Menyedot perajin dan teknologi?

Berje terkekeh kosong. Sungguh, sungguh omong kosong belaka.

“Jelaskan perlahan, dan secara rinci.”

Agar bisa dipahaminya.

『Pagi ini, seorang eksekutif Perusahaan Dagang Kodok Hitam secara resmi mengunjungi perusahaan dagang kami.』

Eksekutif itu, ditemani pengawal, dengan arogan meminta pertemuan tertutup dengan Aman, namun saat itu Aman sedang sibuk dengan urusan lain, sehingga Zetoson yang menggantikannya.

『Awalnya, kami bahkan tidak tahu mengapa dia datang.』

Mereka menduga mungkin untuk membeli meriam mana, tapi jujur saja, itu sama sekali tidak masuk akal.

Perusahaan Dagang Kodok Hitam adalah perusahaan dagang besar yang memasok barang-barang militer ke Pasukan Kekaisaran sekaligus memiliki puluhan bengkel kerja.

Jumlah meriam mana yang mereka produksi sendiri saja sudah lebih dari seribu.

Namun, memang benar urusannya terkait meriam mana.

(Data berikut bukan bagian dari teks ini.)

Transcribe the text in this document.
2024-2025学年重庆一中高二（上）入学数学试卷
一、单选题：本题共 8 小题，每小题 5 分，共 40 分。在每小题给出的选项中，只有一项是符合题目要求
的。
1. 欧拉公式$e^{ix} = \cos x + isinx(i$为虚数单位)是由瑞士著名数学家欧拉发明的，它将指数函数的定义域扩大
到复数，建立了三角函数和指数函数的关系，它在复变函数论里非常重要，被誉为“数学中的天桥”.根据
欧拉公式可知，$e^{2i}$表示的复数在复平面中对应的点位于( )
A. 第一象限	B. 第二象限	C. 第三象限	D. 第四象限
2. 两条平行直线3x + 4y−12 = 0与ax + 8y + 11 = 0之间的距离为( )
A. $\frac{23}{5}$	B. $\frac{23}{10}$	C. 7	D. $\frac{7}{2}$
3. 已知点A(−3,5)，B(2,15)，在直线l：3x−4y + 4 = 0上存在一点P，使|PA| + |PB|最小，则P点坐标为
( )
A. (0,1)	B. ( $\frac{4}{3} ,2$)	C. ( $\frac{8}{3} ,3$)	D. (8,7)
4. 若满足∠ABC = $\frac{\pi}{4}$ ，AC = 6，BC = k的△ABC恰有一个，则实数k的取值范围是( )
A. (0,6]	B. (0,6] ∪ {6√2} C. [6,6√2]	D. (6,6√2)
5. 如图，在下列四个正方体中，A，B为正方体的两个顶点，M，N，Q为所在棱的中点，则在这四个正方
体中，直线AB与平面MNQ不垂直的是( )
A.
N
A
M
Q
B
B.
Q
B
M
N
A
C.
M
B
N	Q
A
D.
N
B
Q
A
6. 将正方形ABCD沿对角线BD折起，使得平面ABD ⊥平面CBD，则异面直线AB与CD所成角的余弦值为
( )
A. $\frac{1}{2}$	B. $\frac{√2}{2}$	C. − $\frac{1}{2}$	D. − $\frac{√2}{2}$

Tentu saja, bukan pembelian.

“Jadi pimpinan perusahaan dagang tidak mau keluar. Apakah ini kehendak Bulan Emas?”

“Kau juga tidak mengeluarkan pimpinan perusahaan dagangmu, jadi mengapa aneh kalau kami tidak mengeluarkan punya kami?”

“Apakah kau pikir Kodok Hitam setara dengan Bulan Emas?”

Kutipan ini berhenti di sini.